In this post, I'll be looking more at some aspects of point 2. A summary of the result will be:

Defining manipulation simply may be possible, but defining deception is a whole other problem.

The warning in this post should always be born in mind, of course; it's possible that we me might find a semi-formal version of deception that does the trick.


Manipulation versus deception

In the previous post, I mentioned that we may need to define clearly what an operator was, rather than relying on the pair: {simple description of a value correction event, physical setup around that event}. Can we define manipulation and deception without defining what an operator is?

For manipulation, it seems we can. Because manipulation is all about getting certain preferred outcomes. By specifying that the AI cannot aim to optimise certain outcomes, we can stop at least certain types of manipulations. Along with other more direct ways of achieving those outcomes.

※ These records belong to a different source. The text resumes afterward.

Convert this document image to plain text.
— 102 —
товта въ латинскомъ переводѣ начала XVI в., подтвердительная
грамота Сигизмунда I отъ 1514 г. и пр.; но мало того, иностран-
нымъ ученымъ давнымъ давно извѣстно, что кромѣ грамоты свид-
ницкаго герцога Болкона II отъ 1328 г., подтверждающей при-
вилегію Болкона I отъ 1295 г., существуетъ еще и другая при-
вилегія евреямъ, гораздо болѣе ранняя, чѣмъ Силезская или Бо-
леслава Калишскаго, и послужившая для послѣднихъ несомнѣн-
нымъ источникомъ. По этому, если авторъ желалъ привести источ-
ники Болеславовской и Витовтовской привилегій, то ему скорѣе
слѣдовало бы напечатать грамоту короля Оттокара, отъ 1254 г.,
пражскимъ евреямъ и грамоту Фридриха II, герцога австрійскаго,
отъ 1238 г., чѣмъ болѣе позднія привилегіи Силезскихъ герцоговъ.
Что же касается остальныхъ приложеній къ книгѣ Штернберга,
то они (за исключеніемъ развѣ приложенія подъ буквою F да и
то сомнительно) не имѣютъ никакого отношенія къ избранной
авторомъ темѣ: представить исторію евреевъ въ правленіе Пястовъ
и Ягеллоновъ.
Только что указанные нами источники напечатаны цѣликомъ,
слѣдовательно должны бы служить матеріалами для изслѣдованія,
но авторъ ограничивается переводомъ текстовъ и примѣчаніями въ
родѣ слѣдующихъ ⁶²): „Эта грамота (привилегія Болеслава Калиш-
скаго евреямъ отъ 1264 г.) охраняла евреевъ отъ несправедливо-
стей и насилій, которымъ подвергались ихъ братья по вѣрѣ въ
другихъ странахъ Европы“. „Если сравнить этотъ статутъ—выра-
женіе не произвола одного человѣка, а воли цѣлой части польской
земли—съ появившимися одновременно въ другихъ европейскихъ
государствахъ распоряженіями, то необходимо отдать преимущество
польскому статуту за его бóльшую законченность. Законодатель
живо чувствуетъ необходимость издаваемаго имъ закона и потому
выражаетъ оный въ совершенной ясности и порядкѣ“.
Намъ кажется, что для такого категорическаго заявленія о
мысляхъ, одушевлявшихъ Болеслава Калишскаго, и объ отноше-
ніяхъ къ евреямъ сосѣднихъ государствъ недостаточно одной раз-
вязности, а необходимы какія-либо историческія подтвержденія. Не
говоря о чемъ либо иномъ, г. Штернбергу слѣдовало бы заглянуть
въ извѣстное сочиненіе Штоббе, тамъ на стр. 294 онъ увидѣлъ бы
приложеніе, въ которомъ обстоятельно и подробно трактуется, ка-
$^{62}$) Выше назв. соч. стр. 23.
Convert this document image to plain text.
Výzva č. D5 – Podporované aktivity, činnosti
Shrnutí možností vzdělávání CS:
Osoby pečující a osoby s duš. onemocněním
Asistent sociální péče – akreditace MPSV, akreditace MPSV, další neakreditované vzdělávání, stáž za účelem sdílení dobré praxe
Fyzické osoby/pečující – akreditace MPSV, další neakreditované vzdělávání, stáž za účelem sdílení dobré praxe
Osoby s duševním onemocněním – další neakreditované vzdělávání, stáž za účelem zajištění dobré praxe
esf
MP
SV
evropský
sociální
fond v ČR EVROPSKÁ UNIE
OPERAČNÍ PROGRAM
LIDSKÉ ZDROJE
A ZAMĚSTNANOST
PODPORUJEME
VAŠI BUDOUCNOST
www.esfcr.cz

For deception, the situation is much more complicated. It seems impossible to define how one agent can communicate to another agent (especially one as biased as a human), and increase the accuracy of the second agent, without defining the second agent properly. More confusingly, this doesn't even stop deception; sometimes lying to a bounded agent can increase their accuracy about the world.

There may be some ways to define deception or truth behaviourally, such as using a human as a crucial node in an autoencoder between two AIs. But those definitions are dangerous, because the AI is incentivised to make the human behave in a certain way, rather than having them believe certain things. Manipulating the human or replacing them entirely is positively encourage.

In all, it seems that the problem of AI deception is vast and complicated, and should probably be separated from the issue of corrigibility.